Thursday, November 1, 2012

To change or not to



Eighteen is a very vulnerable age, much more vulnerable than sixteen because you are starting all over again in a new world and in a new environment. You have seen college for one year by now and are still taking baby steps to adulthood.

Remember you were the 'boss' in high school- the juniors looked up at you in awe (specially the 6th graders!). Then here you are thrown into the deep end where you are supposed to have that awestruck expression on your face when your vision sweeps across the crowd of seniors that are approaching- man! Is it difficult!

Coming from a government run school I was quite insecure about everything- the way I talked, the way I walked and the way I dressed. I remember there were these smart girls in minis and stilettos who came in Chauffeur driven cars who thought that we (the normal jean clad girls) were the pits! The only thing I was confident about was my knowledge of my subject, but who wants the label of a nerd?

Five years of college made me grow up. I lost my ego but discovered my forte, I lost my insecurity but found my strength and the most important thing was my inhibitions disappeared and I found the confidence to be able to talk to anyone on anything. They were my years of self-discovery. At the end of this time I was a smug and  self-satisfied person who thought that I was a “been there and done that” kind of individual.

Years passed, I was now bringing up a family and working with young individuals, still thinking that whatever I had done ,was doing and will do is the right path. I remember giving lectures about this path to my students and later to my children. No one opposed my ideas and I grew into a small and benign megalomaniac!

The first intimation of my pedestal shaking was when I was teaching “The road not taken” to a group of young teens. I was always conscientious about my work and though I had done this in school I went over the poem again, trying to find meanings between the lines. I questioned myself about myself.

As my students grew up and went out into the world and my own children also grew up I was exposed to the wonderful new world of internet and I was virtually able to see so many lives grow and change before me. I realized that I could have and maybe would have (if I had not been blinded by self-righteousness!) changed quite a few things in college.

I wish I had bunked a few classes and seen a movie, (Now a days everyone does it without feeling the guilt!). I wish I had been more forceful about my ideas, (been heard more and seen less!), I wish I had not allowed my mind to follow the path which was laid out before me (the most obstacle free!) and taken ‘the road not taken’, I wish I had taken the time off to listen to a friend (maybe I could have stopped her from committing suicide) and finally I wish I had not allowed social pressures from letting me be ME.

It is not possible to go back to that time and that moment and that place again.
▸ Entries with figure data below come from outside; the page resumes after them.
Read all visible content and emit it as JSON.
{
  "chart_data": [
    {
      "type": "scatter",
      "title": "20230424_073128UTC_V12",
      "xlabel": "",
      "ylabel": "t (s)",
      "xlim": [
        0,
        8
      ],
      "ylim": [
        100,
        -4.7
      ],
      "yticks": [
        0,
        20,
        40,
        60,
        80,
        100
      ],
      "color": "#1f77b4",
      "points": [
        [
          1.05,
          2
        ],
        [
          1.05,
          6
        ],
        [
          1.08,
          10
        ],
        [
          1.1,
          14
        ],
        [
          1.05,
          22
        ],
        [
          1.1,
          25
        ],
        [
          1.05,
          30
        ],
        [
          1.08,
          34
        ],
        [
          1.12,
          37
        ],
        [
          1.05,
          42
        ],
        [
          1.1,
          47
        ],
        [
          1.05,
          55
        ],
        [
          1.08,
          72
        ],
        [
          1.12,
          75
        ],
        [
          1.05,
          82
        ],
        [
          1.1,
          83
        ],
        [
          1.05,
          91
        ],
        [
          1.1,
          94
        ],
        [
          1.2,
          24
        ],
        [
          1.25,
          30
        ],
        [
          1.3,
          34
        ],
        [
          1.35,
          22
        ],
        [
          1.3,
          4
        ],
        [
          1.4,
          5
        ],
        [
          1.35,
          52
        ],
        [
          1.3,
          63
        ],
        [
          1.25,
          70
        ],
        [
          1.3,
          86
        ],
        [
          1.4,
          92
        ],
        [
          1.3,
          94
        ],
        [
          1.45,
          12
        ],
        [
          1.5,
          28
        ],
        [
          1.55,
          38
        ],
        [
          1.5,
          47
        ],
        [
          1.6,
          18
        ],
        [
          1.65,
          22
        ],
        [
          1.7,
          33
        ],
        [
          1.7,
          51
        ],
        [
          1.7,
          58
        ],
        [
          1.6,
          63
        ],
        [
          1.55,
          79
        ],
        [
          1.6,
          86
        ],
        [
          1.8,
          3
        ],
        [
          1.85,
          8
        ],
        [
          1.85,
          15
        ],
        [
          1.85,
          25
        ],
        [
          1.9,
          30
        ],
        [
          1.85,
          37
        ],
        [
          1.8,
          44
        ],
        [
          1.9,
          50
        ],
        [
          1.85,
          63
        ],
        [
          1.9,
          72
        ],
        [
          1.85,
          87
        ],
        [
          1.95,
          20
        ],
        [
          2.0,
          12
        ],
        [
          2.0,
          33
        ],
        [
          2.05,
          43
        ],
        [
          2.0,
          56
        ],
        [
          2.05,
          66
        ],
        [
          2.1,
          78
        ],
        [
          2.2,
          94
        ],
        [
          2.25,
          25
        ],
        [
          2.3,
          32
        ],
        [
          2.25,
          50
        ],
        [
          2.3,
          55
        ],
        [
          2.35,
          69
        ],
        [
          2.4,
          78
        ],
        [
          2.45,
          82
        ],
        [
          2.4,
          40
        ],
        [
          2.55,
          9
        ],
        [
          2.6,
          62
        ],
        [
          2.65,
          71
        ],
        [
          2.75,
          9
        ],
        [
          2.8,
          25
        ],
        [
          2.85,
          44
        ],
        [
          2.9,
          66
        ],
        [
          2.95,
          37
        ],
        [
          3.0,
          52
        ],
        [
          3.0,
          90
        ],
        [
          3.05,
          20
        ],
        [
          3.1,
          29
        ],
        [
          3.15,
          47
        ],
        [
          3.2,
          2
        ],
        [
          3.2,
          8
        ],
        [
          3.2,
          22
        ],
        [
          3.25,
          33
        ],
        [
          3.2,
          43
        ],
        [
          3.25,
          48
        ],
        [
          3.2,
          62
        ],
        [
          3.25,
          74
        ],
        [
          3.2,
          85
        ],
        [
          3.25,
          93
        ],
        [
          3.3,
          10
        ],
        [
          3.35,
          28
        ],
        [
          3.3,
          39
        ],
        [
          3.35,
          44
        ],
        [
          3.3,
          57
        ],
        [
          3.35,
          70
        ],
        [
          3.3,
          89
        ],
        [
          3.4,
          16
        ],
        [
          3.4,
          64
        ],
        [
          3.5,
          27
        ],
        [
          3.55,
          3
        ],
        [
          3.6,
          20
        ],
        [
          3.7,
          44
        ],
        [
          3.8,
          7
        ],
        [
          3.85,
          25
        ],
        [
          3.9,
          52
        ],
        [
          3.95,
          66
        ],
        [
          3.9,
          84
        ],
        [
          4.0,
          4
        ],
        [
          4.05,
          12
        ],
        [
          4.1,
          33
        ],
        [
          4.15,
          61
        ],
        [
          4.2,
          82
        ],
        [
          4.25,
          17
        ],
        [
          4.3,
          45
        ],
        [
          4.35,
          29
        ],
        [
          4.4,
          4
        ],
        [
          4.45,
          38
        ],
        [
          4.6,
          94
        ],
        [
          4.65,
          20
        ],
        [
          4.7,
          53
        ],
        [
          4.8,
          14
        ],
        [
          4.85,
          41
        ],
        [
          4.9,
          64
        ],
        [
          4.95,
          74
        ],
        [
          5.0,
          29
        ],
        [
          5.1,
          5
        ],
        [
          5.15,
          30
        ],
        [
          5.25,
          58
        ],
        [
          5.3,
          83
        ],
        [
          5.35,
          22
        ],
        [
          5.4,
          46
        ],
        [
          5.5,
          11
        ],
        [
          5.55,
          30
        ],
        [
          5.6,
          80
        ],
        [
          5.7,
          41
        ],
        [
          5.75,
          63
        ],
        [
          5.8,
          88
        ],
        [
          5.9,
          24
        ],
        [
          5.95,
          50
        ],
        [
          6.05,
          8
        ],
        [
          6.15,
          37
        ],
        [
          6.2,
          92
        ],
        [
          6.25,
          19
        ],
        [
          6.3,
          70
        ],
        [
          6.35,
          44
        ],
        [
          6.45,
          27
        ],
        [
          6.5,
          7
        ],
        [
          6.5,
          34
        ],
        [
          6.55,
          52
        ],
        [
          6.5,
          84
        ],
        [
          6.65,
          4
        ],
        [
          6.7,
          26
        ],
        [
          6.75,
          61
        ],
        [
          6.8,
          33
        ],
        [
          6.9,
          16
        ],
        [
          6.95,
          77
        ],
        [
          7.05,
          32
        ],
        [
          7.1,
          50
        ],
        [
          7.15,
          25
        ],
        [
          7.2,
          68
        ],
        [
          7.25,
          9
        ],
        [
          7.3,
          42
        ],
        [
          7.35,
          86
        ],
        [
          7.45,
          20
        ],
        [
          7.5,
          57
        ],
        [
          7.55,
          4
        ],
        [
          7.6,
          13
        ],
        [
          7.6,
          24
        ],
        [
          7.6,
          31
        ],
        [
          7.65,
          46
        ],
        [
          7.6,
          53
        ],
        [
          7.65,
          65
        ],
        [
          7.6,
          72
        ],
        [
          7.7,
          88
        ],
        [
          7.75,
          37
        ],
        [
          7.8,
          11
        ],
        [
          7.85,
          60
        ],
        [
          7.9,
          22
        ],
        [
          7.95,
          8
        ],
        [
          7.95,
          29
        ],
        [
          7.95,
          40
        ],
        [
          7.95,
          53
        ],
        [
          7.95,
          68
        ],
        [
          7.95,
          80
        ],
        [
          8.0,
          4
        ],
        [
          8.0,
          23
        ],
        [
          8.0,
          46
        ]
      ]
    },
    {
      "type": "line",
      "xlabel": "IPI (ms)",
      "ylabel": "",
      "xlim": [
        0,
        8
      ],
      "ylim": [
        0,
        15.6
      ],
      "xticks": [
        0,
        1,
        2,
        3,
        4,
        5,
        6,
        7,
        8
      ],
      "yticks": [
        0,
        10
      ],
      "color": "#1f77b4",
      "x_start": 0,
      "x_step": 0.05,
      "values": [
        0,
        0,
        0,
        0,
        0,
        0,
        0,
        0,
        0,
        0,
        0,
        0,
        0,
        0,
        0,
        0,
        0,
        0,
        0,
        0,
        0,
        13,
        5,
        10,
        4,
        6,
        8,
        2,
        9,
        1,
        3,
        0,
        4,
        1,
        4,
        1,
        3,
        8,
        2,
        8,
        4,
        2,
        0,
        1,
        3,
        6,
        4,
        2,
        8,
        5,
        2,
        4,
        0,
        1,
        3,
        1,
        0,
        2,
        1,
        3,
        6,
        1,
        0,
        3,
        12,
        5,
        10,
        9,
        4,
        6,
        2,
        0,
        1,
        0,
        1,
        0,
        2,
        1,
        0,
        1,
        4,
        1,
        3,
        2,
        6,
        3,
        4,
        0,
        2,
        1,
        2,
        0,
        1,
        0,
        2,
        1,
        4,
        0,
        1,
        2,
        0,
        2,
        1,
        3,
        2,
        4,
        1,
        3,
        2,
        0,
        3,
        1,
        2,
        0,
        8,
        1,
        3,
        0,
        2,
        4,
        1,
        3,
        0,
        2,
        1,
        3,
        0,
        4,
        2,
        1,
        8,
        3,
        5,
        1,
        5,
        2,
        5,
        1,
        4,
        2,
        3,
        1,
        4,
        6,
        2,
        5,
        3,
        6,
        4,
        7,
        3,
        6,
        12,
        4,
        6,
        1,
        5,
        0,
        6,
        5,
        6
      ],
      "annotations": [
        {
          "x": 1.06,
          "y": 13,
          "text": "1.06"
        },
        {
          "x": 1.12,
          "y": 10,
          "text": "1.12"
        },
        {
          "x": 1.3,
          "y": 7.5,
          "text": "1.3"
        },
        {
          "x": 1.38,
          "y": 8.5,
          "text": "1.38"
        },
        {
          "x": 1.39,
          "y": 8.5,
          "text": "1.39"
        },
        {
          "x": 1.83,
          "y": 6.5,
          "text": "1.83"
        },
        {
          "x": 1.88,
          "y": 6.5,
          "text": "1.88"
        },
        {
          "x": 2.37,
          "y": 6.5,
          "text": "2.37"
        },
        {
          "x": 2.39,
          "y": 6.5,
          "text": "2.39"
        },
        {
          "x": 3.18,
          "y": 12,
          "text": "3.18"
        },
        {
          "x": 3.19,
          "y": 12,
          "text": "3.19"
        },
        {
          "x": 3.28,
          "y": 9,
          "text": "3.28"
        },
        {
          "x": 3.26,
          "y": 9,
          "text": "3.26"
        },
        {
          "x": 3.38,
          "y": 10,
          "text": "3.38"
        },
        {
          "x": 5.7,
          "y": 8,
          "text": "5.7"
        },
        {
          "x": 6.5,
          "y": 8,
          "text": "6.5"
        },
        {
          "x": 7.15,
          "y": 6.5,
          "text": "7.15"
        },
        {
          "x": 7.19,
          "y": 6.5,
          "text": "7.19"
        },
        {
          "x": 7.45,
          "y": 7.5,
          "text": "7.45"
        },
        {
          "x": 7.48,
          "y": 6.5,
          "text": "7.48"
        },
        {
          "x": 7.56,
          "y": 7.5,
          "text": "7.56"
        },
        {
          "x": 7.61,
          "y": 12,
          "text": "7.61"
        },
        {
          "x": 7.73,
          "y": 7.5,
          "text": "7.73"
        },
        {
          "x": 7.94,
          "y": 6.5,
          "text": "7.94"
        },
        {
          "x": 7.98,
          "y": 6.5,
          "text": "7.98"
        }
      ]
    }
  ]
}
I saw many dreams then and still see them. But I always used to postpone things (I will do this when things are right …..) searching for that elusive perfect time. I realize now that no time is perfect, there will always something a little less and a little more. It is important that we grab the bubble at the right moment, it will burst but those micro-seconds of happiness is worth it!

There are lot more things that I would change if I could but I realize now that it is no use looking back over my shoulder. I am who I am because of certain decisions and lifestyle and there is no going back. I have some years ahead. I have promised myself that I will not look back ten years hence and wish I had done something else……

Do what you want to as long it follows your limits of right and wrong. Regrets are painful bedfellows either you kick them out or never allow them to encroach into your sacred zone.



1 comment:

  1. Nicely written. It is always true for everyone - when you look back, you will only remember with regret the path not taken ! But you never know, what could have been the outcome, had you taken the path - may have been worse than what you have today!